One accounting major at Syms who wished to remain anonymous questioned the new Premium Plan, insisting that a “cost-benefit analysis” of the initiative did not seem to yield any particular advantage for students.  For many, the email was confusing, and Jacobs admits that the message “wasn’t communicated as well as it should have been” and that he’s been flooded with phone calls “off the hook” to clarify the options. YC junior Ari Shachter jokes that “only people in Rav Schachter’s shiur would be able to understand the email straight off the bat,” adding that he doubts “too many people will be willing to tie up 150 dollars in order to gain the option of transferring 50 more dollars from one kitchen to another.”

While students have questioned the advantage of prepaying when they could pay out of pocket as they go along, Jacobs notes that dollars on the caf card are tax-free, maintaining also that students are paying for convenience.

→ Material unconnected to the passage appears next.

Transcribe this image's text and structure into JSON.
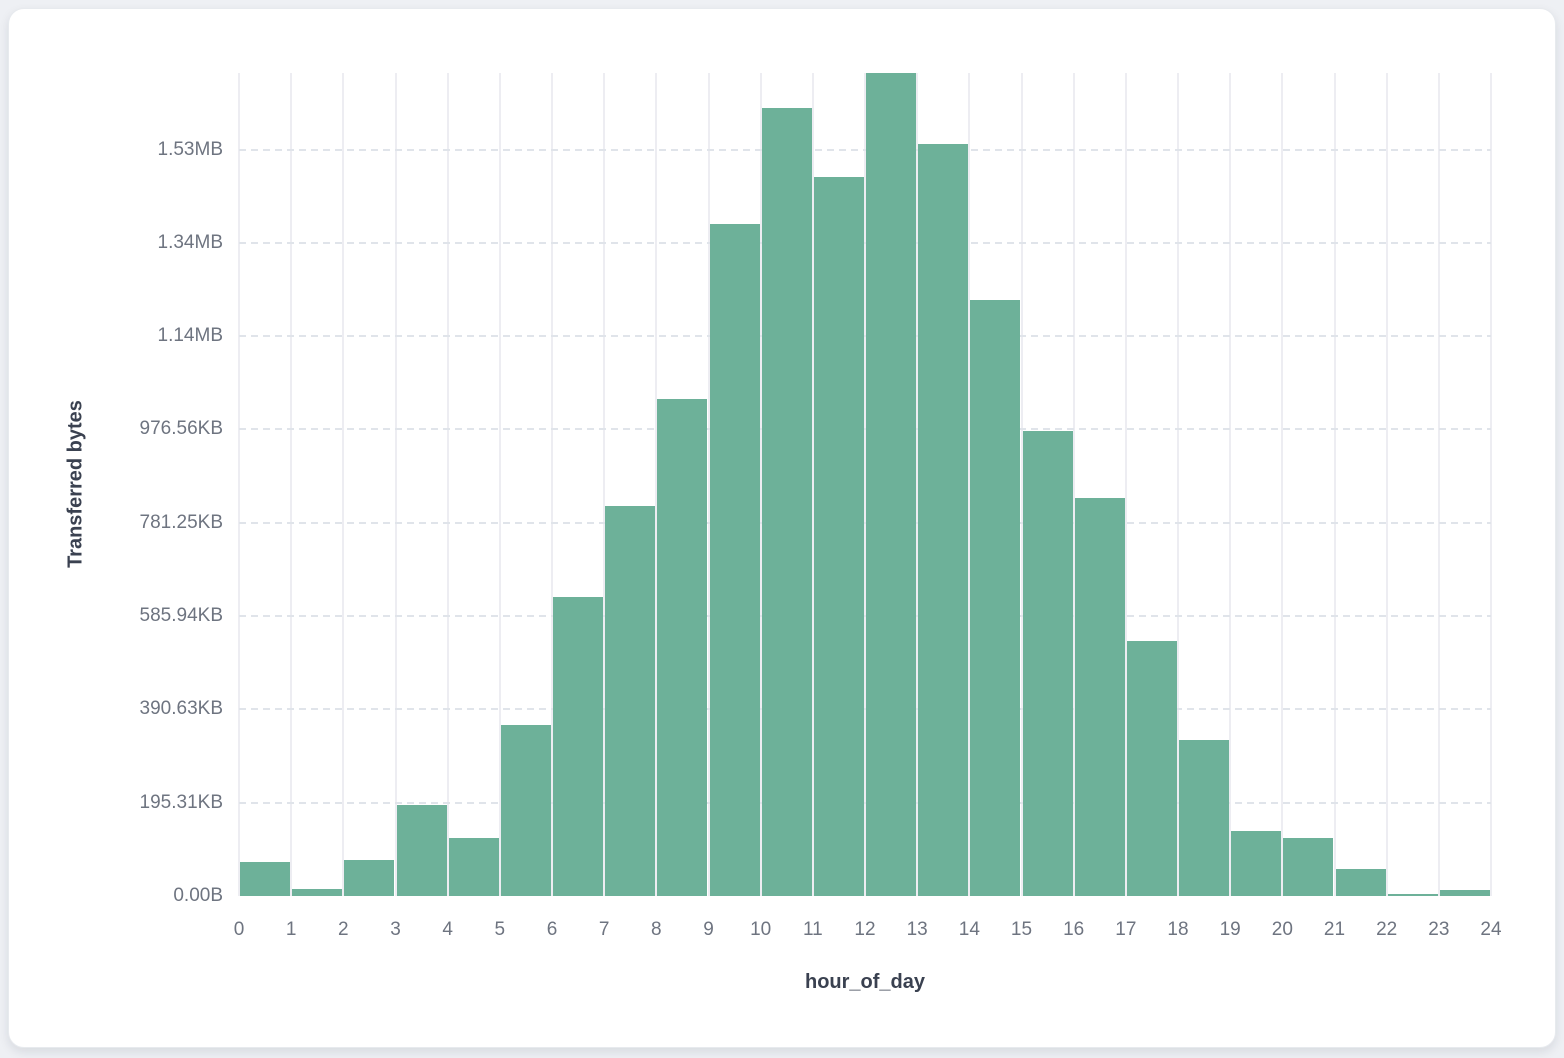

Rather than carrying cash or using a credit card – making it harder for students to monitor what they’re spending and often resulting in over-spending – students will be able to rely on the caf card and keep a record of their funds. One obvious advantage of the plan, it seems, lies with the participating restaurants. “Their business has skyrocketed,” Jacobs notes, contending that “if the kosher [food] business is successful, all it is good for the Jewish community.”

The Jewish community at large might benefit then, but it remains to be seen how many of the smaller YU student body believes they will do the same by opting for the Premium Plan. The initiative seems to be rather generous when compared with programs offered by other universities and both Jacobs and the YU administration is optimistic that many students will hop on the bandwagon.